One of the advantages of living in a relatively small country is the opportunity to integrate our delivery of visitor experiences and opportunities.
This opportunity was seized upon by various tourism initiatives over the years, including the development of Green Globe 21, Qualmark and the gradual upgrading of i-site services.
While some of these various integrated initiatives are now in place, the same cannot be said of the development of visitor experiences throughout the country.
Travelling around with a group of savvy international visitors, one soon (re) discovers that many of our visitor experiences are essentially copies of other experiences, in other parts of the country. Just how many bungy jumps, jet boat rides, marae visits, small ship cruising and conservation experiences do we need?
All the research suggests that integrated, themed experiences are what visitors seek, remember and recommend.
What we seem to have lost is the ability to develop or re-develop new visitor experiences that are different to anything else on offer. Good attractions do just this, re-developing their core business every 2/3 years. They know the importance of attracting new and repeat business, and standing out from the crowd.

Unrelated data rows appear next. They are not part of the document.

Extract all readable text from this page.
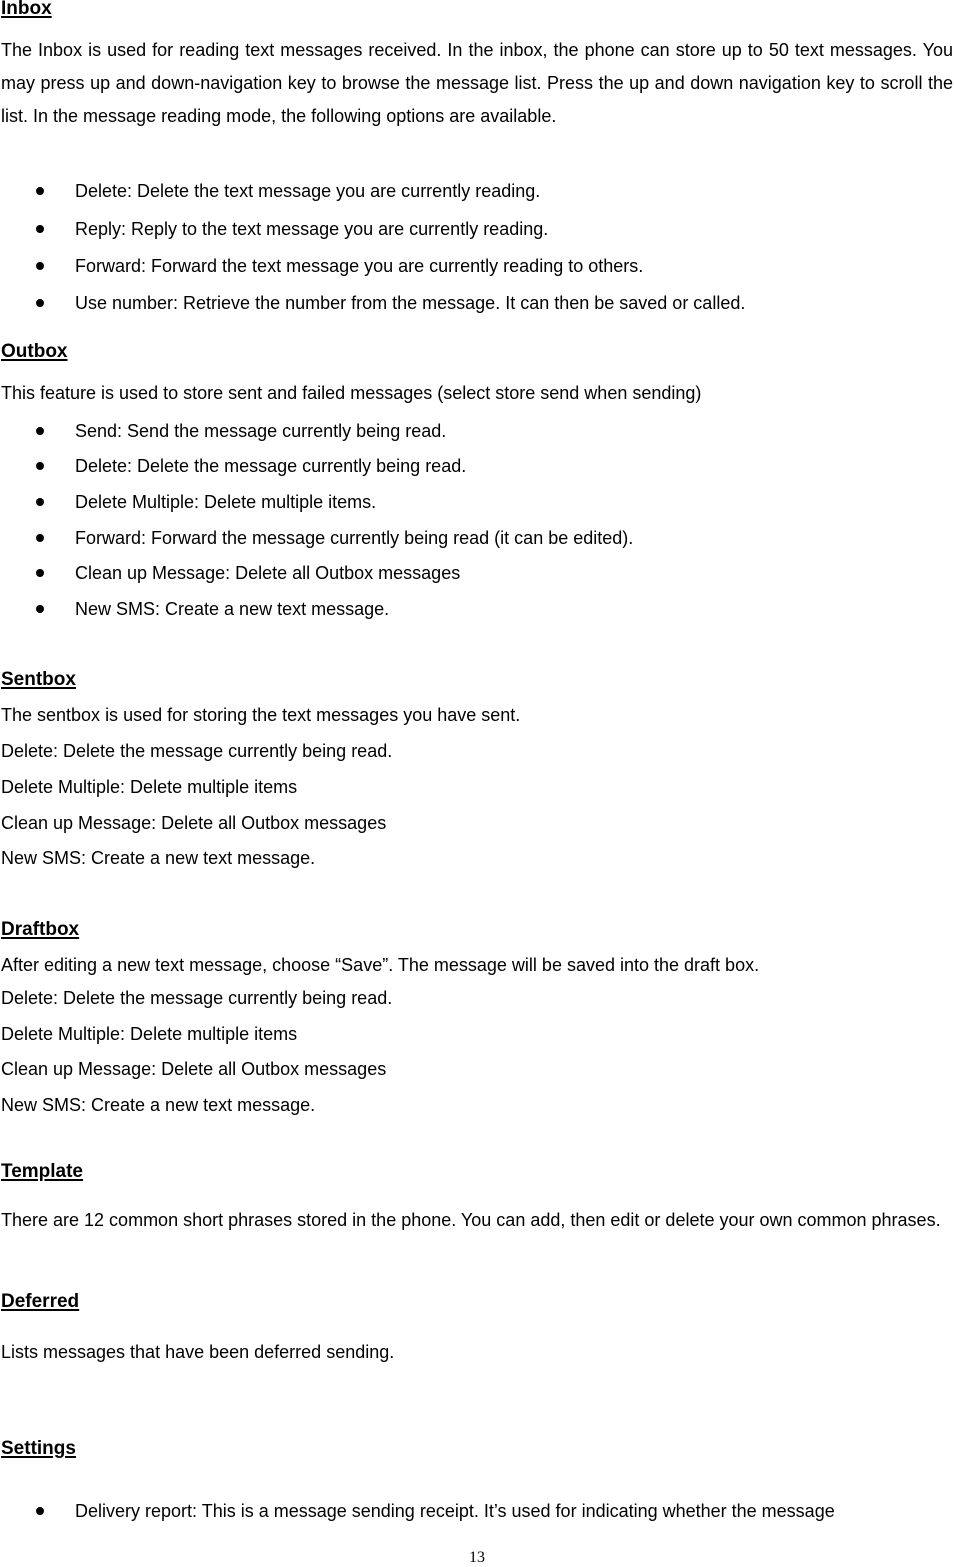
Inbox

The Inbox is used for reading text messages received. In the inbox, the phone can store up to 50 text messages. You may press up and down-navigation key to browse the message list. Press the up and down navigation key to scroll the list. In the message reading mode, the following options are available.

Delete: Delete the text message you are currently reading.
Reply: Reply to the text message you are currently reading.
Forward: Forward the text message you are currently reading to others.
Use number: Retrieve the number from the message. It can then be saved or called.
Outbox
This feature is used to store sent and failed messages (select store send when sending)
Send: Send the message currently being read.
Delete: Delete the message currently being read.
Delete Multiple: Delete multiple items.
Forward: Forward the message currently being read (it can be edited).
Clean up Message: Delete all Outbox messages
New SMS: Create a new text message.
Sentbox
The sentbox is used for storing the text messages you have sent.
Delete: Delete the message currently being read.
Delete Multiple: Delete multiple items
Clean up Message: Delete all Outbox messages
New SMS: Create a new text message.
Draftbox
After editing a new text message, choose “Save”. The message will be saved into the draft box.
Delete: Delete the message currently being read.
Delete Multiple: Delete multiple items
Clean up Message: Delete all Outbox messages
New SMS: Create a new text message.
Template

There are 12 common short phrases stored in the phone. You can add, then edit or delete your own common phrases.

Deferred
Lists messages that have been deferred sending.
Settings
Delivery report: This is a message sending receipt. It’s used for indicating whether the message
13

All too often small businesses pour scarce resources into marketing instead of the product development phase. If they don’t get the theme, the visitor experience and the “offer” right early on they typically struggle to survive.
Many of our smaller visitor experiences then struggle financially, partly because they can’t make an impact in a crowded marketplace. A trend emerging is the conglomeration of many of the smaller entities into one overall business unit, while perhaps retaining the smaller brands for a “point of difference”.
Perhaps visitor experience operators should look integrating their key themes and visitor “offer”. The key focus should be on developing a visitor experience “offer” that no one else can.